Adrien Couturier, un homme de dessin

Ne le cherchez pas parmi les flâneurs de la place de la Mairie ou parmi les peintres du dimanche. C'était une figure locale de la première moitié du vingtième siècle.

Il était peintre en bâtiment-décorateur, mais également artiste peintre. Il maniait le pinceau comme d'autres la langue et il a laissé un grand nombre de peintures artistiques. Adrien Louis Emmanuel Couturier, pour l'état civil, était né à la Couarde, Île de Ré, le premier septembre mil huit cent soixante-douze. 

Appelé sous les drapeaux, il fit son service militaire dans notre région et c'est ainsi qu'il fit connaissance avec sa future épouse, Jeanne Guichard, dont les parents tenaient une boutique d'épicerie.

Libéré de ses obligations militaires, il exerça son métier dans notre cité.
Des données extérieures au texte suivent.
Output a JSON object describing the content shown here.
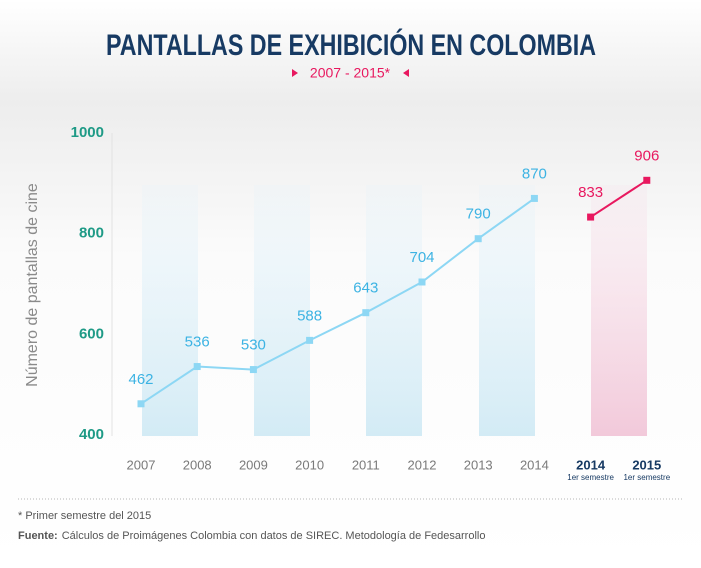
{
  "chart_data": {
    "type": "line",
    "title": "PANTALLAS DE EXHIBICIÓN EN COLOMBIA",
    "subtitle": "2007 - 2015*",
    "y_label": "Número de pantallas de cine",
    "categories": [
      "2007",
      "2008",
      "2009",
      "2010",
      "2011",
      "2012",
      "2013",
      "2014",
      "2014",
      "2015"
    ],
    "category_sublabels": [
      null,
      null,
      null,
      null,
      null,
      null,
      null,
      null,
      "1er semestre",
      "1er semestre"
    ],
    "series": [
      {
        "color": "#8dd7f4",
        "label_color": "#3cb3e3",
        "values": [
          462,
          536,
          530,
          588,
          643,
          704,
          790,
          870,
          null,
          null
        ]
      },
      {
        "color": "#e8185f",
        "label_color": "#e8185f",
        "values": [
          null,
          null,
          null,
          null,
          null,
          null,
          null,
          null,
          833,
          906
        ]
      }
    ],
    "ylim": [
      400,
      1000
    ],
    "yticks": [
      400,
      600,
      800,
      1000
    ],
    "note": "* Primer semestre del 2015",
    "source_label": "Fuente:",
    "source_text": "Cálculos de Proimágenes Colombia con datos de SIREC. Metodología de Fedesarrollo"
  }
}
En mai 1899, il ouvrit une boutique, rue de la République, face au commerce de ses beaux-parents (à l'heure actuelle, sa boutique est un magasin d'optique).

Il se maria le deux septembre mil huit cent quatre-vingt-dix-neuf, les époux logèrent au-dessus du magasin jusqu'à leur décès. Ils n'eurent pas d'enfants.

De son oeuvre picturale, il ne subsiste que quelques réalisations, malgré une très nombreuse production de natures mortes, paysages marins de l'île de Ré, rues de Sorgues, marines. Il mourut le 2 novembre 1953. 

Curieusement, Adrien Couturier est connu des historiens d'arts contemporains du monde entier, non pour sa peinture, mais en sa qualité de gérant d'immeubles. Au début du vingtième siècle, il était chargé de percevoir les loyers de la villa des « Clochettes » pour le compte de monsieur Perrin. Au cours de l'année 1912, un étrange locataire s'installa à la villa, un nommé Pablo Ruiz, dit Picasso. Ce dernier peignit une fresque murale dans le salon, « détériorant le papier peint ». Pour s'éviter un procès qu'il aurait perdu, Picasso chargea son ami Braque de payer les dommages à monsieur Couturier qui lui en délivra reçu pour solde de tout compte. Bien longtemps après, cette fresque, conservée grâce au nouveau papier peint qui la recouvrait, fut détachée du mur par un amateur éclairé et elle fut vendue. Monsieur Fustier, qui fut longtemps instituteur dans notre commune, racontait volontiers avoir vu cette œuvre, au cours de l'année 1955, dans une galerie parisienne.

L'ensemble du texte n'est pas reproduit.